Très concrètement, plusieurs points alertent notre institution :

  • Le déploiement de ces protocoles de coopération censés faciliter la prise en charge de patients par les IDEL se fera sous la surveillance des ARS.

  • Le déploiement de ces protocoles n’aura une mise en œuvre simplifiée que pour celles et ceux qui exercent au sein d’un centre de santé, d’une MSP ou d’une CPTS.
    Les pouvoirs publics, loin de faciliter l’accès aux soins, sont en train de rendre illisible le système de santé par la création d’un mille-feuille sanitaire incompréhensible tant pour les professionnels de santé que pour les patients, sur-structuré et sur-administré, où deux infirmiers libéraux avec la même formation et les mêmes compétences ne pourront pas les déployer de la même manière selon leur structure de rattachement.

  • Les CPTS sont transformées en offreurs de soins notamment car elles ont ici la mission de rémunérer les professionnels de santé participant aux protocoles de coopération en lieu et place de la CPAM.
    Cette transformation n’est pas neutre et ne pourra se faire qu’au profit d’une sur-administration avec la promotion et la mise en place de véritables hôpitaux hors les murs (voir sur ce point les développements de nos articles du 25 juillet 2022 et du 22 février 2023) préfigurant notamment d’une future rémunération collective de l'”équipe soignante” et non personnelle à l’acte.

  • Si, en affichage, l’adhésion aux structures pluriprofessionnelles reste libre, il est clair que le nouveau système de santé (et son lot d’opportunités proposées par le gouvernement) se construit uniquement pour ceux qui sont membres de ESP, MSP ou CPTS. Si la contrainte est indirecte, personne ne peut ignorer son existence.
    Or, une telle restriction ne pourra avoir que deux conséquences :
    1. L’absence de mobilisation des compétences des infirmiers qui refuseront d’adhérer à ces structures avec des conséquences très préjudiciables pour les patients dans un contexte de crise du système de santé et de désertification médicale.
    2. La promotion d’adhésions administratives factices qui risquent de ne satisfaire ni ceux qui auront été contraints d’adhérer ni ceux qui auront adhéré par attachement au projet de santé de la structure d’exercice coordonné.
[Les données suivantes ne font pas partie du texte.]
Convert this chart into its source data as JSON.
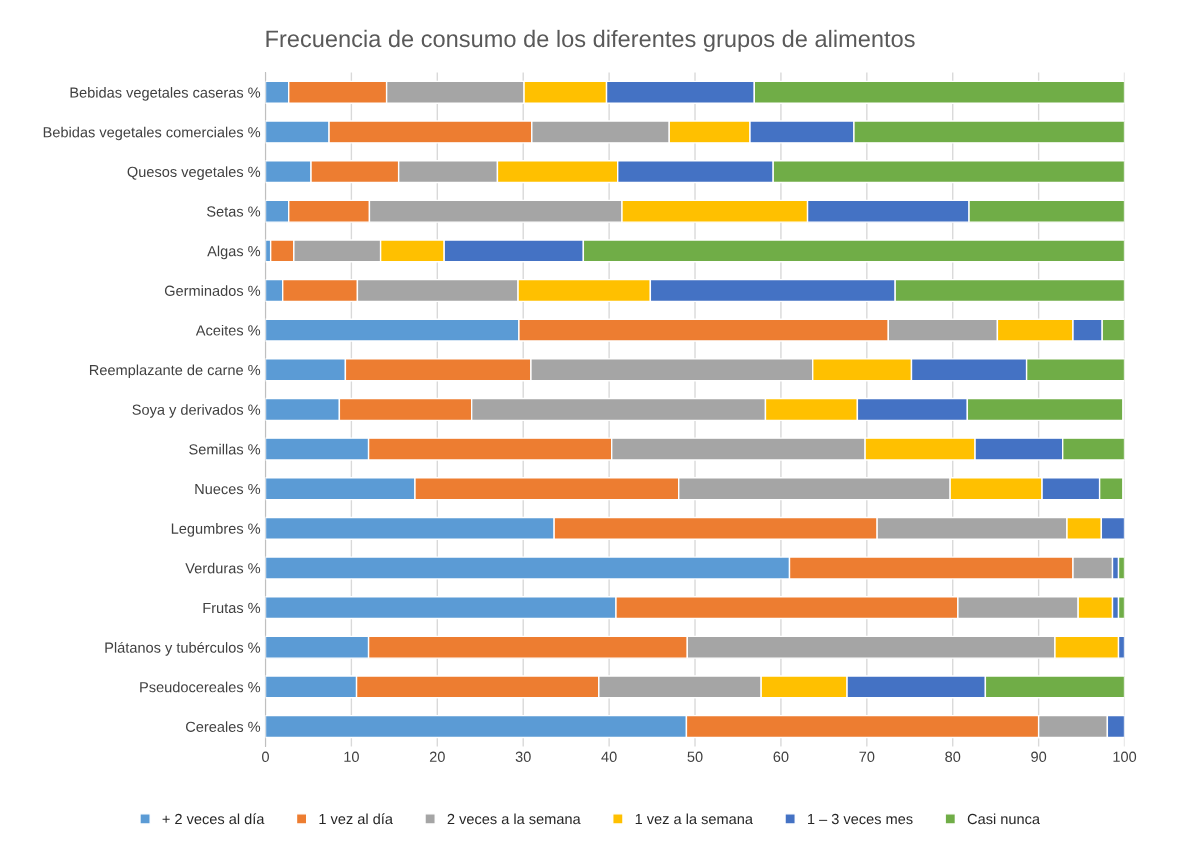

Face à ces évolutions, il convient plus que jamais de s’interroger sur la vision que nous avons du système libéral.

Pour l’URPS infirmiers, la réponse est claire. Si la coordination entre professionnels de santé est utile et doit être promue, elle ne saurait se faire au profit de super structures administrées et contraignantes. Toute évolution même insidieuse en ce sens doit être rapidement et fermement rejetée.

Le système libéral a très certainement des limites mais également et avant tout d’inégalables qualités (indépendance, adaptabilité, souplesse, réactivité …) permettant, sur le terrain, d’avoir pour seule boussole la bonne prise en charge des patients. Dans un contexte de crise du système de santé, les pouvoirs publics gagneraient en efficacité à s’interroger sur la valorisation des compétences des IDEL plutôt que sur leur limitation par des considérations administratives.